"There could be colors... There could be love."

-The Giver

Scott doesn't like to talk about it very often. Stiles is a different story.

Stiles has been seeing in color since before he could remember. He has already seen his soulmate, perhaps their eyes locked one day on the street and the world exploded in color for them, and perhaps it startled a baby Stiles so he cried and his mother sighed because he was such a finicky baby, and she loved him but she wouldn't mind some peace and quiet every now and then. But she didn't know. She didn't know that her son had seen his soulmate and so the moment was lost forever.

It wasn't incredibly uncommon, especially in a town as small as Beacon Hills, for children to have seen their soulmate at a young age. Technically, soulmates could be born any proximity away from each other, but statistically, they often ended up being close to one another.

The problem that Stiles dealt with, was, since he could not remember the moment his world turned from black and white to color, he could not remember who his soulmate was, either.

In the third grade, there was a girl named Lydia Martin in his class who also saw in color. From that moment on, he was convinced she was his soulmate.

Unfortunately for him, an eight-year old Lydia Martin had no interest in things as petty as soulmates. And in the seventh grade, she met Jackson Whittemore, who had also been seeing in color since he was young.

Stiles was sure one day Jackson's real soulmate would come along and everyone would realize their mistake and then maybe the strawberry-blonde goddess that was Lydia Martin would actually give him a second look and they could live happily ever after.

Honestly, Scott was sick of hearing about it, but he put up with it because he was pretty sure that's what best bros were supposed to do. He knew that if he ever wanted to spend obscene amounts of time waxing poetic about some girl's eyelashes, Stiles would let him.

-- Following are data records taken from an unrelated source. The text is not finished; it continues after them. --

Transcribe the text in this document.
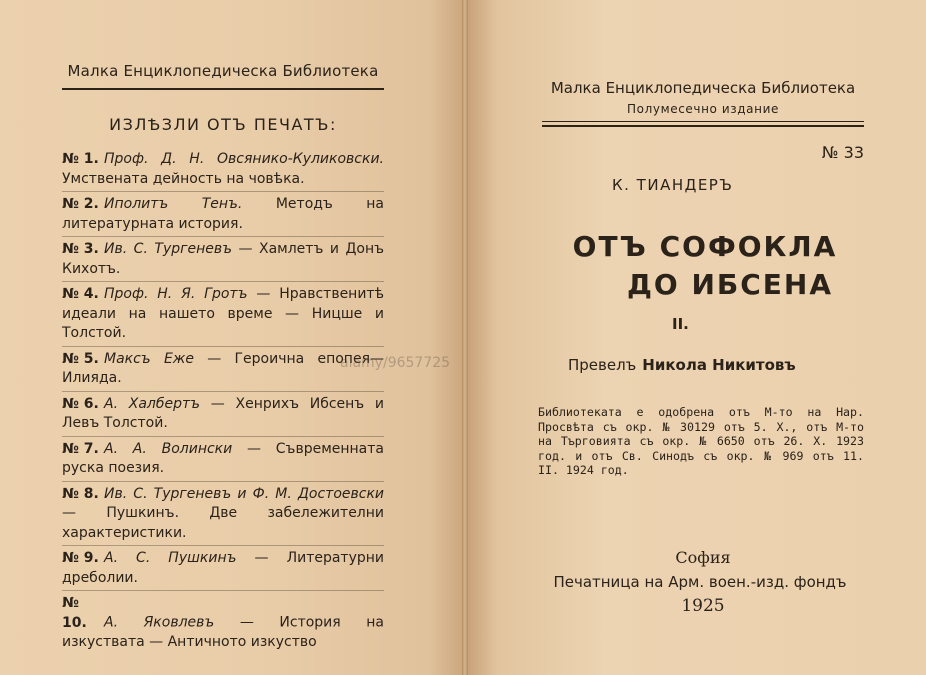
Малка Енциклопедическа Библиотека
ИЗЛѢЗЛИ ОТЪ ПЕЧАТЪ:
№ 1. Проф. Д. Н. Овсянико-Куликовски. Умствената дейность на човѣка.
№ 2. Иполитъ Тенъ. Методъ на литературната история.
№ 3. Ив. С. Тургеневъ — Хамлетъ и Донъ Кихотъ.
№ 4. Проф. Н. Я. Гротъ — Нравственитѣ идеали на нашето време — Ницше и Толстой.
№ 5. Максъ Еже — Героична епопея—Илияда.
№ 6. А. Халбертъ — Хенрихъ Ибсенъ и Левъ Толстой.
№ 7. А. А. Волински — Съвременната руска поезия.
№ 8. Ив. С. Тургеневъ и Ф. М. Достоевски — Пушкинъ. Две забележителни характеристики.
№ 9. А. С. Пушкинъ — Литературни дреболии.
№ 10. А. Яковлевъ — История на изкуствата — Античното изкуство
alamy/9657725
Малка Енциклопедическа Библиотека
Полумесечно издание
№ 33
К. ТИАНДЕРЪ
ОТЪ СОФОКЛА
ДО ИБСЕНА
II.
Превелъ Никола Никитовъ
Библиотеката е одобрена отъ М-то на Нар. Просвѣта съ окр. № 30129 отъ 5. Х., отъ М-то на Търговията съ окр. № 6650 отъ 26. Х. 1923 год. и отъ Св. Синодъ съ окр. № 969 отъ 11. II. 1924 год.
София
Печатница на Арм. воен.-изд. фондъ
1925
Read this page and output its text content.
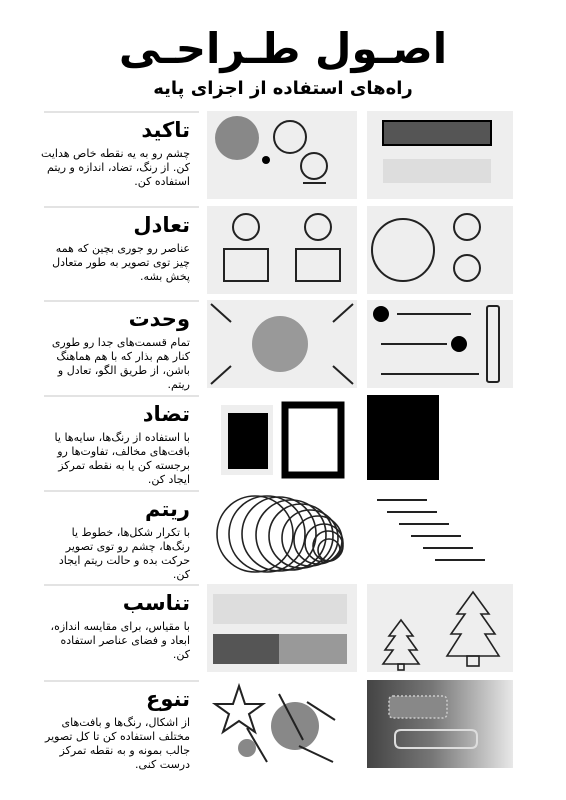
اصـول طـراحـی
راه‌های استفاده از اجزای پایه
تاکید
چشم رو به یه نقطه خاص هدایت کن. از رنگ، تضاد، اندازه و ریتم استفاده کن.
تعادل
عناصر رو جوری بچین که همه چیز توی تصویر به طور متعادل پخش بشه.
وحدت
تمام قسمت‌های جدا رو طوری کنار هم بذار که با هم هماهنگ باشن، از طریق الگو، تعادل و ریتم.
تضاد
با استفاده از رنگ‌ها، سایه‌ها یا بافت‌های مخالف، تفاوت‌ها رو برجسته کن یا به نقطه تمرکز ایجاد کن.
ریتم
با تکرار شکل‌ها، خطوط یا رنگ‌ها، چشم رو توی تصویر حرکت بده و حالت ریتم ایجاد کن.
تناسب
با مقیاس، برای مقایسه اندازه، ابعاد و فضای عناصر استفاده کن.
تنوع
از اشکال، رنگ‌ها و بافت‌های مختلف استفاده کن تا کل تصویر جالب بمونه و به نقطه تمرکز درست کنی.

He couldn't fault Stiles for his lovesickness. Ever since his mother had died, he'd been a little obsessed with finding his soulmate and spending as much time with them as he could. He supposed he could understand Stiles' frantic search if he had had to watch his father try to drink himself into a stupor every night for a year after losing his soulmate. But Scott's parents weren't soulmates.

Melissa didn't like the idea of being forced into a relationship based on anything other than her own free will. She had not met her soulmate. And when she met Scott's father and fell in love, she decided even if she did meet her soulmate one day, her feelings for Raf wouldn't change.

She didn't really count on him turning into a raging alcoholic, but at least she wasn't societally bound to him by some weird soulmate stigma.

So it was just her and Scott. And he was okay with that. Scott wasn't sure how much stock he put into soulmates, but he was incredibly proud of his mom for everything. She was a fantastic mother and no matter what dirty looks got thrown at her, he had never, ever, once faulted her for having a child out of the traditional soulmate-pairing.

Maybe the dirty looks were what put him off from the soulmate idea. He didn't want to be with someone because society thought it should be so. He didn't want to just go with it because it would be easy. He really wanted to be so hopelessly, head-over-heels gone on them that not being with them would hurt. And if that was what meeting your soulmate was, then he could accept that. But he also remembers, and this is one of his earliest memories, his dad looking at his mom like her smile could make up for all the colors he would never see. So he was pretty sure soulmates had nothing to do with it.

The day after another of Stiles' hare-brained adventures was the day everything shifted out of place for Scott. He felt like he was having an out-of-body experience. Everything felt the same, yet different. Every sound seemed to have more depth, everything he touched seemed to have less resistance.

He went to school because he had to. Class was nothing new, but it still felt different.

He looked out the window because there was this ringing and he shouldn't have been able to hear it, but he did. And there was a girl. She was talking. She was walking. He tracked her sounds as they got closer and closer. He shouldn't have been able to do that. Everything was strange.

She walked into the room and it felt like everything shifted back into place, better than before. Because now he knew.

He knew what the color red was and what the color blue was and he knew.

His eyes followed her as she sat down behind him. Remembering the conversation he'd heard not two minutes earlier, he made to hand her a pen. And she looked at him, really looked at him.

She was staring at him in wonder, and he knew that she was looking at him in a way that he'd never even seen himself. She could see the exact shade of brown his hair was, the 'cuddly brown bear' color that Stiles had fruitlessly tried to explain to him one bored summer day. And he was seeing her in a way he'd never seen anyone else. How her pale skin wasn't quite completely white; her cheeks still caught some of the pink of her lips. How 'dark' did not necessarily mean thousands of different tints of gray, it could mean a dark green or a chocolate brown, too.

She smiled at him, Allison smiled at him, and he swore that that smile was worth every color in the world. And he knew he was so, so lucky that he'd get to see both.


Something new. I know, I forgot I was capable of writing, too. Cross-posting from AO3.